Goal and scope: a library's author-visit series

A neighbourhood library's manager gets a one-line ask from the library board: 'Let's bring in some authors to get more people through the door.' She wants to turn that into a goal statement and a first-pass scope list before asking an AI assistant to help draft an event plan.

  1. Write a one-sentence goal statement for this project — the result the board actually wants, not the activity.
  2. List two items that should be in scope and two that should be out of scope, and say why each belongs where it is.
  3. The library manager could ask an AI assistant to draft this goal and scope from the board's one-line ask.
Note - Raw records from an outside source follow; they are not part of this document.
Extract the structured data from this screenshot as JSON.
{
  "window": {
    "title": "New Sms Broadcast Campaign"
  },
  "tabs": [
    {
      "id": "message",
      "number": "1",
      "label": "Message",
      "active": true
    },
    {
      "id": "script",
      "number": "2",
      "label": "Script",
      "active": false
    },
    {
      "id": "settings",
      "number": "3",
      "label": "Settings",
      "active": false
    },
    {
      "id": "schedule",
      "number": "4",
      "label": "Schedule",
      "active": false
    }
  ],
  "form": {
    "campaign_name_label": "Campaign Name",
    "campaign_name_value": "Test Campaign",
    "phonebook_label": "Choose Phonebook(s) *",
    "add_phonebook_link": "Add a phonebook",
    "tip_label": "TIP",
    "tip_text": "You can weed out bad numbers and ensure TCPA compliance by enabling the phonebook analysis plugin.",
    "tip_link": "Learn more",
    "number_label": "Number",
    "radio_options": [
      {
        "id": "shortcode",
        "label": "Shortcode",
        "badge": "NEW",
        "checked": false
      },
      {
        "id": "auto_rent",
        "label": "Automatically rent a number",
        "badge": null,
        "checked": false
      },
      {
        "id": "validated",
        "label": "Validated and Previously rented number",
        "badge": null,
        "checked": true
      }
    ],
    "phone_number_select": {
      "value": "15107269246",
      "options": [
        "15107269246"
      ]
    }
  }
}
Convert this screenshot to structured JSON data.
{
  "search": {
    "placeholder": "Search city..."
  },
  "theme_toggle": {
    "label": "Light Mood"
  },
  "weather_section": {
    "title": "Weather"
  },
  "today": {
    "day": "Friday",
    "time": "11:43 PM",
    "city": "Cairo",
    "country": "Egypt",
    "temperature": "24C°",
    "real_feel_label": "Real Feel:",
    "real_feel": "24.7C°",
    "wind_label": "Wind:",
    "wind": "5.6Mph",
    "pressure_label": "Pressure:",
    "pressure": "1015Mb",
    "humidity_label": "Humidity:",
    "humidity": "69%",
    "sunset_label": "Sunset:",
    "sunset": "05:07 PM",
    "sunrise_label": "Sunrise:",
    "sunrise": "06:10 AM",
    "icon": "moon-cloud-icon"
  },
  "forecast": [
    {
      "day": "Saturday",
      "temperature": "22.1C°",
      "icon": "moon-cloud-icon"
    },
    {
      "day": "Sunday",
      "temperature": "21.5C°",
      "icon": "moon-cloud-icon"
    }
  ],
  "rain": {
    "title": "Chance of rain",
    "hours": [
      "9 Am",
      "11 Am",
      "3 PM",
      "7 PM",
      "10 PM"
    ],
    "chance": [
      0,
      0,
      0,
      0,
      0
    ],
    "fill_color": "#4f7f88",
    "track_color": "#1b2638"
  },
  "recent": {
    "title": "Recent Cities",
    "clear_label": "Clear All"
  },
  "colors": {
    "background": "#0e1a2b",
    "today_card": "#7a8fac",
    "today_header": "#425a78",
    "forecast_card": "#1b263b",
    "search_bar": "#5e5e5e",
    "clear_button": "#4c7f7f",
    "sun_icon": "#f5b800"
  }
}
What must she personally confirm before treating either as settled?
  4. Name one piece of information about this library that an AI assistant drafting the scope could not know on its own, and that could change what belongs in scope.
Compare with a bounded first version

A fair goal statement names the change, not the activity: for example, 'attendance at library events grows and at least some of those new visitors become repeat library users' — not 'host four author visits,' which is an activity that might not achieve the board's real aim. In scope: booking and hosting the author visits themselves, and promoting them to the current mailing list and local press, because both directly build the event and its audience. Out of scope: a full rebrand of the library's public image, and building a new events venue, because both go well beyond what 'bring in some authors' actually asked for. Before treating an AI-drafted goal or scope as settled, the manager must confirm it against the board's actual intent — checking whether 'get more people through the door' means one-off attendance or repeat visitors matters enormously to what counts as success — and get the board to explicitly agree to what's out, since an unstated exclusion is where later disputes come from. An AI assistant drafting from the one-line ask alone would have no way to know, for example, that the library already runs a wait-listed programme with a nearby bookshop that overlaps with 'bringing in authors' — a fact only the manager has, and one that could change what's genuinely in scope versus already covered elsewhere.

Knowledge check

Try the idea

An AI assistant drafts a goal statement and a scope list from a sponsor's rough project idea. What is the most accurate way to treat that draft?
Low-stakes practice only. This does not score, block progress or create a learner record.

Sources and limits

This lesson synthesises the sources below into a practical learning model. It is not a security standard, legal advice or a guarantee that any particular agent design is safe.

  1. Project management glossaryAPM (Association for Project Management). Defines "objectives" as predetermined results towards which effort is directed, and "scope" as the totality of outputs, outcomes and benefits and the work required to produce them.
  2. What is scope management?APM (Association for Project Management). Explains that clearly defining what is in and out of scope prevents misunderstandings that lead to later issues and change requests.
  3. AI Risk Management Framework 1.0NIST AI Resource Center. Frames an AI system as an engineered system that generates outputs such as predictions, recommendations or decisions — not a self-directing decision-maker.
  4. LLM06:2025 Excessive AgencyOWASP Gen AI Security Project. Recommends human-in-the-loop control requiring a person to approve high-impact actions before an LLM-connected system takes them.